Wal-Mart managers also have a "psychographics" system where
"the managers on a regular basis meet and try to determine the
vulnerability of the store and the morale of (both) of the store and on
an individual basis," Forman said.
But Andrew Pelletier, the head of corporate affairs for
Wal-Mart Canada, says that "A Manager's Toolbox to Remaining Union
Free" is an internal document for U.S. operations "that we have never
used in Canada."
"The union is well aware that in Canada we have different
laws, we have a different human resources policy, and that document has
absolutely no relevance or use to us in Canada," said Pelletier.
Although the company owns 3,600 stories in the United States,
not a single one is unionised. The closest any ever came was in Texas
in 2000, when the store eliminated its meat department after 11 meat
cutters voted to join a union.
Roy Adams does not see much difference in how the Canadian or
U.S. divisions of Wal-Mart function when they are faced with potential
union intrusion.
"Wal-Mart has built up an expertise, like a labour relations
team, whose entire job is to delay certification, during which time the
experts can come in and basically engage in what some people call
psychological terror with employees," he said.
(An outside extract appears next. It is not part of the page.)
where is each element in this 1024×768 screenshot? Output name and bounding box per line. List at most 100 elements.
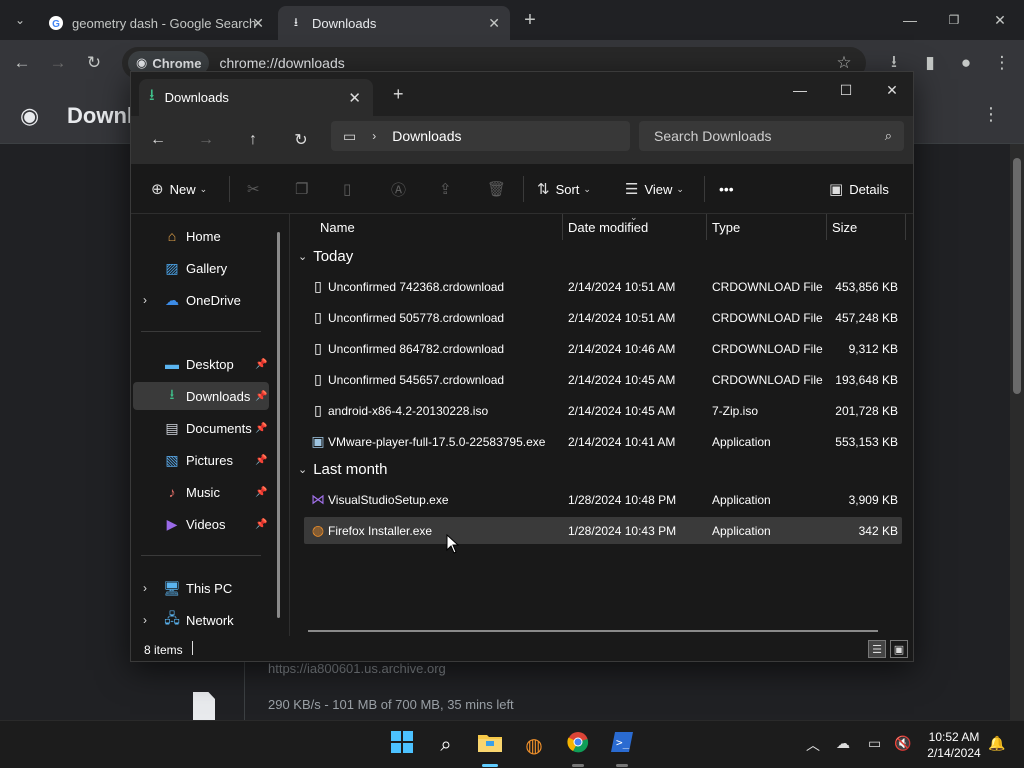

"They will use every trick they can -- to show employees films
of picket line violence, tell them stories of every nasty thing that
any union did."
In the "Tool Box," unions are defined as "businesses," adds
Adams, "which are coming to get your dues and it doesn't care about
you, it wants to improve its own situation."
Recent reports in the U.S. media that a former high-ranking
Wal-Mart executive may have attempted to bribe UFCW staff to provide
the names of union supporters in Wal-Mart stores have further worsened
the retail giant's battered public image, says Liza Featherstone, the
author of "Selling Women Short: the Landmark Battle for Women's Rights
At Wal-Mart".
Featherstone predicts that Wal-Mart may decide to settle a
gender discrimination class action suit that potentially involves about
1.6 million U.S. women.
"That's where the unions have been most successful, so far --
bringing to light some of the scandals surrounding the way that
Wal-Mart treats employees," she said.